Renaud Allard
Thu, 03 May 2007 14:33:12 -0700
Kjetil Torgrim Homme wrote:
> On Thu, 2007-05-03 at 00:46 +0200, Renaud Allard wrote:
>> I am receiving a bunch of stock spams (mostly in german). Their common
>> property seems to be a helo like [ip.add.re.ss].

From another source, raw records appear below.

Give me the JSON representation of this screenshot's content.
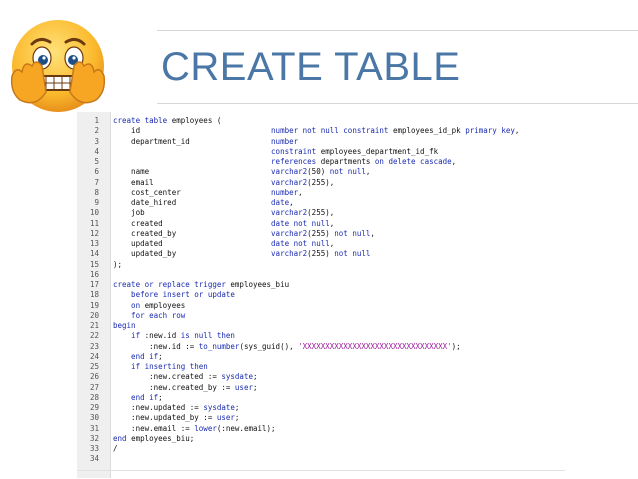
{
  "slide": {
    "title": "CREATE TABLE",
    "emoji_icon": "scared-face-emoji-icon",
    "title_color": "#4a77a6"
  },
  "code": {
    "lines": [
      [
        {
          "t": "create table ",
          "k": "kw"
        },
        {
          "t": "employees (",
          "k": ""
        }
      ],
      [
        {
          "t": "    id                             ",
          "k": ""
        },
        {
          "t": "number not null constraint ",
          "k": "kw"
        },
        {
          "t": "employees_id_pk ",
          "k": ""
        },
        {
          "t": "primary key",
          "k": "kw"
        },
        {
          "t": ",",
          "k": ""
        }
      ],
      [
        {
          "t": "    department_id                  ",
          "k": ""
        },
        {
          "t": "number",
          "k": "kw"
        }
      ],
      [
        {
          "t": "                                   ",
          "k": ""
        },
        {
          "t": "constraint ",
          "k": "kw"
        },
        {
          "t": "employees_department_id_fk",
          "k": ""
        }
      ],
      [
        {
          "t": "                                   ",
          "k": ""
        },
        {
          "t": "references ",
          "k": "kw"
        },
        {
          "t": "departments ",
          "k": ""
        },
        {
          "t": "on delete cascade",
          "k": "kw"
        },
        {
          "t": ",",
          "k": ""
        }
      ],
      [
        {
          "t": "    name                           ",
          "k": ""
        },
        {
          "t": "varchar2",
          "k": "kw"
        },
        {
          "t": "(50) ",
          "k": ""
        },
        {
          "t": "not null",
          "k": "kw"
        },
        {
          "t": ",",
          "k": ""
        }
      ],
      [
        {
          "t": "    email                          ",
          "k": ""
        },
        {
          "t": "varchar2",
          "k": "kw"
        },
        {
          "t": "(255),",
          "k": ""
        }
      ],
      [
        {
          "t": "    cost_center                    ",
          "k": ""
        },
        {
          "t": "number",
          "k": "kw"
        },
        {
          "t": ",",
          "k": ""
        }
      ],
      [
        {
          "t": "    date_hired                     ",
          "k": ""
        },
        {
          "t": "date",
          "k": "kw"
        },
        {
          "t": ",",
          "k": ""
        }
      ],
      [
        {
          "t": "    job                            ",
          "k": ""
        },
        {
          "t": "varchar2",
          "k": "kw"
        },
        {
          "t": "(255),",
          "k": ""
        }
      ],
      [
        {
          "t": "    created                        ",
          "k": ""
        },
        {
          "t": "date not null",
          "k": "kw"
        },
        {
          "t": ",",
          "k": ""
        }
      ],
      [
        {
          "t": "    created_by                     ",
          "k": ""
        },
        {
          "t": "varchar2",
          "k": "kw"
        },
        {
          "t": "(255) ",
          "k": ""
        },
        {
          "t": "not null",
          "k": "kw"
        },
        {
          "t": ",",
          "k": ""
        }
      ],
      [
        {
          "t": "    updated                        ",
          "k": ""
        },
        {
          "t": "date not null",
          "k": "kw"
        },
        {
          "t": ",",
          "k": ""
        }
      ],
      [
        {
          "t": "    updated_by                     ",
          "k": ""
        },
        {
          "t": "varchar2",
          "k": "kw"
        },
        {
          "t": "(255) ",
          "k": ""
        },
        {
          "t": "not null",
          "k": "kw"
        }
      ],
      [
        {
          "t": ");",
          "k": ""
        }
      ],
      [
        {
          "t": "",
          "k": ""
        }
      ],
      [
        {
          "t": "create or replace trigger ",
          "k": "kw"
        },
        {
          "t": "employees_biu",
          "k": ""
        }
      ],
      [
        {
          "t": "    before insert or update",
          "k": "kw"
        }
      ],
      [
        {
          "t": "    on ",
          "k": "kw"
        },
        {
          "t": "employees",
          "k": ""
        }
      ],
      [
        {
          "t": "    for each row",
          "k": "kw"
        }
      ],
      [
        {
          "t": "begin",
          "k": "kw"
        }
      ],
      [
        {
          "t": "    if ",
          "k": "kw"
        },
        {
          "t": ":new.id ",
          "k": ""
        },
        {
          "t": "is null then",
          "k": "kw"
        }
      ],
      [
        {
          "t": "        :new.id := ",
          "k": ""
        },
        {
          "t": "to_number",
          "k": "kw"
        },
        {
          "t": "(sys_guid(), ",
          "k": ""
        },
        {
          "t": "'XXXXXXXXXXXXXXXXXXXXXXXXXXXXXXXX'",
          "k": "str"
        },
        {
          "t": ");",
          "k": ""
        }
      ],
      [
        {
          "t": "    end if",
          "k": "kw"
        },
        {
          "t": ";",
          "k": ""
        }
      ],
      [
        {
          "t": "    if inserting then",
          "k": "kw"
        }
      ],
      [
        {
          "t": "        :new.created := ",
          "k": ""
        },
        {
          "t": "sysdate",
          "k": "kw"
        },
        {
          "t": ";",
          "k": ""
        }
      ],
      [
        {
          "t": "        :new.created_by := ",
          "k": ""
        },
        {
          "t": "user",
          "k": "kw"
        },
        {
          "t": ";",
          "k": ""
        }
      ],
      [
        {
          "t": "    end if",
          "k": "kw"
        },
        {
          "t": ";",
          "k": ""
        }
      ],
      [
        {
          "t": "    :new.updated := ",
          "k": ""
        },
        {
          "t": "sysdate",
          "k": "kw"
        },
        {
          "t": ";",
          "k": ""
        }
      ],
      [
        {
          "t": "    :new.updated_by := ",
          "k": ""
        },
        {
          "t": "user",
          "k": "kw"
        },
        {
          "t": ";",
          "k": ""
        }
      ],
      [
        {
          "t": "    :new.email := ",
          "k": ""
        },
        {
          "t": "lower",
          "k": "kw"
        },
        {
          "t": "(:new.email);",
          "k": ""
        }
      ],
      [
        {
          "t": "end ",
          "k": "kw"
        },
        {
          "t": "employees_biu;",
          "k": ""
        }
      ],
      [
        {
          "t": "/",
          "k": ""
        }
      ],
      [
        {
          "t": "",
          "k": ""
        }
      ]
    ]
  }
}
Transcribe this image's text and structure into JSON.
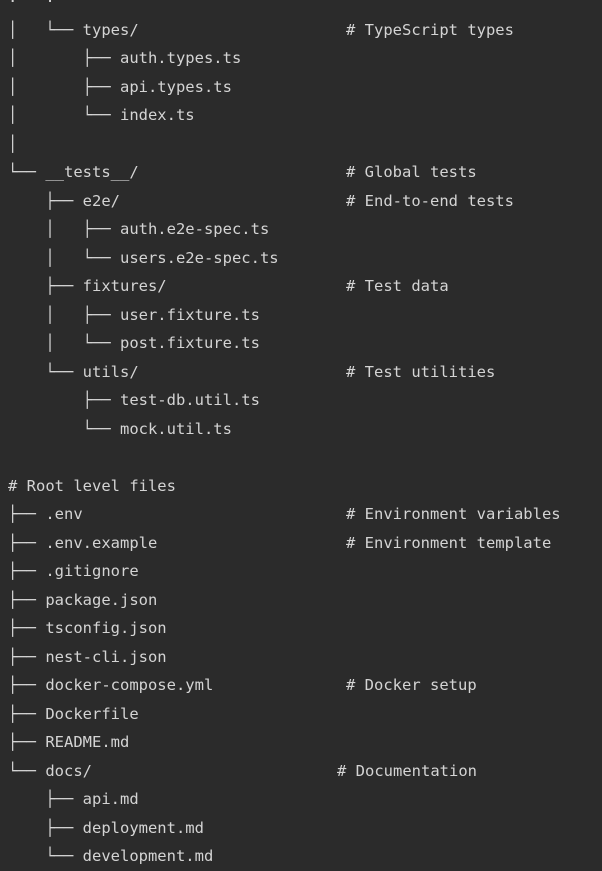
{
  "lines": [
    {
      "tree": "·   ·",
      "name": "",
      "comment": ""
    },
    {
      "tree": "│   └── ",
      "name": "types/",
      "comment": "# TypeScript types"
    },
    {
      "tree": "│       ├── ",
      "name": "auth.types.ts",
      "comment": ""
    },
    {
      "tree": "│       ├── ",
      "name": "api.types.ts",
      "comment": ""
    },
    {
      "tree": "│       └── ",
      "name": "index.ts",
      "comment": ""
    },
    {
      "tree": "│",
      "name": "",
      "comment": ""
    },
    {
      "tree": "└── ",
      "name": "__tests__/",
      "comment": "# Global tests"
    },
    {
      "tree": "    ├── ",
      "name": "e2e/",
      "comment": "# End-to-end tests"
    },
    {
      "tree": "    │   ├── ",
      "name": "auth.e2e-spec.ts",
      "comment": ""
    },
    {
      "tree": "    │   └── ",
      "name": "users.e2e-spec.ts",
      "comment": ""
    },
    {
      "tree": "    ├── ",
      "name": "fixtures/",
      "comment": "# Test data"
    },
    {
      "tree": "    │   ├── ",
      "name": "user.fixture.ts",
      "comment": ""
    },
    {
      "tree": "    │   └── ",
      "name": "post.fixture.ts",
      "comment": ""
    },
    {
      "tree": "    └── ",
      "name": "utils/",
      "comment": "# Test utilities"
    },
    {
      "tree": "        ├── ",
      "name": "test-db.util.ts",
      "comment": ""
    },
    {
      "tree": "        └── ",
      "name": "mock.util.ts",
      "comment": ""
    },
    {
      "tree": "",
      "name": "",
      "comment": ""
    },
    {
      "tree": "",
      "name": "# Root level files",
      "comment": ""
    },
    {
      "tree": "├── ",
      "name": ".env",
      "comment": "# Environment variables"
    },
    {
      "tree": "├── ",
      "name": ".env.example",
      "comment": "# Environment template"
    },
    {
      "tree": "├── ",
      "name": ".gitignore",
      "comment": ""
    },
    {
      "tree": "├── ",
      "name": "package.json",
      "comment": ""
    },
    {
      "tree": "├── ",
      "name": "tsconfig.json",
      "comment": ""
    },
    {
      "tree": "├── ",
      "name": "nest-cli.json",
      "comment": ""
    },
    {
      "tree": "├── ",
      "name": "docker-compose.yml",
      "comment": "# Docker setup"
    },
    {
      "tree": "├── ",
      "name": "Dockerfile",
      "comment": ""
    },
    {
      "tree": "├── ",
      "name": "README.md",
      "comment": ""
    },
    {
      "tree": "└── ",
      "name": "docs/",
      "comment": "# Documentation"
    },
    {
      "tree": "    ├── ",
      "name": "api.md",
      "comment": ""
    },
    {
      "tree": "    ├── ",
      "name": "deployment.md",
      "comment": ""
    },
    {
      "tree": "    └── ",
      "name": "development.md",
      "comment": ""
    }
  ]
}
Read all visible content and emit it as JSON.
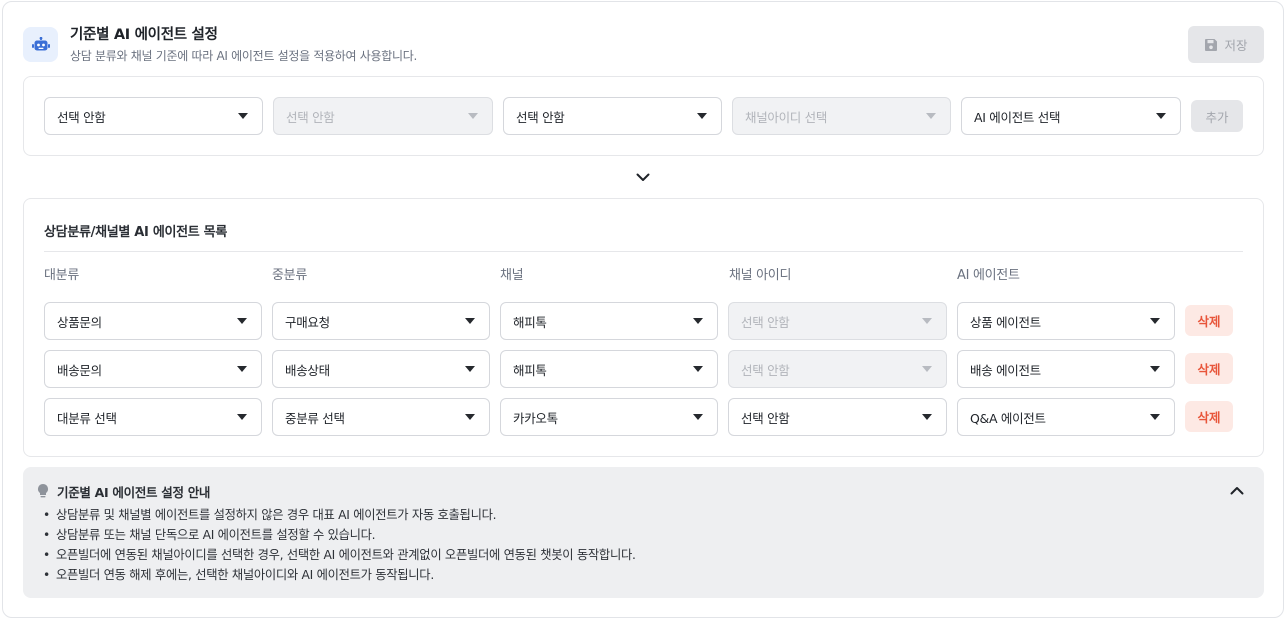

>> I am thinking about an ACL like this one:
>> warn
>> condition = ${if
>> match{$sender_helo_name}{\N(25[0-5]|2[0-4][0-9]|[01]?[0-9][0-9]?)\.(25[0-5]|2[0-4][0-9]|[01]?[0-9][0-9]?)\.(25[0-5]|2[0-4][0-9]|[0
>> 1]?[0-9][0-9]?)\.(25[0-5]|2[0-4][0-9]|[01]?[0-9][0-9]?)\N}{yes}{no}}
>> set acl_c1 = IP in HELO
>> set acl_c0 = Please set up a meaningful name in your HELO
>> (i.e. not containing an IP).
>>
>>
>> (with acl_c1 and acl_c0 set, the mail is rejected after rcpt in my config)
>>
>> What do you think? An IP between [] delimiters is "legal" in rfc2821,
>> however I don't think many legit servers are using this kind of
>> configuration.
>
> I think it's a bit funny to accept "HELO foo.com" but reject a valid IP
> literal. however, if there is a mismatch between the HELO literal and
> $sender_host_address, junking it is quite legitimate, IMO.
>
As mentioned the spammers will have the right literal HELO because its their interest. I think this is just like IP literals for receiving mails, it is mainly used for abuse. How many people still support [EMAIL PROTECTED] nowadays? One has to wonder.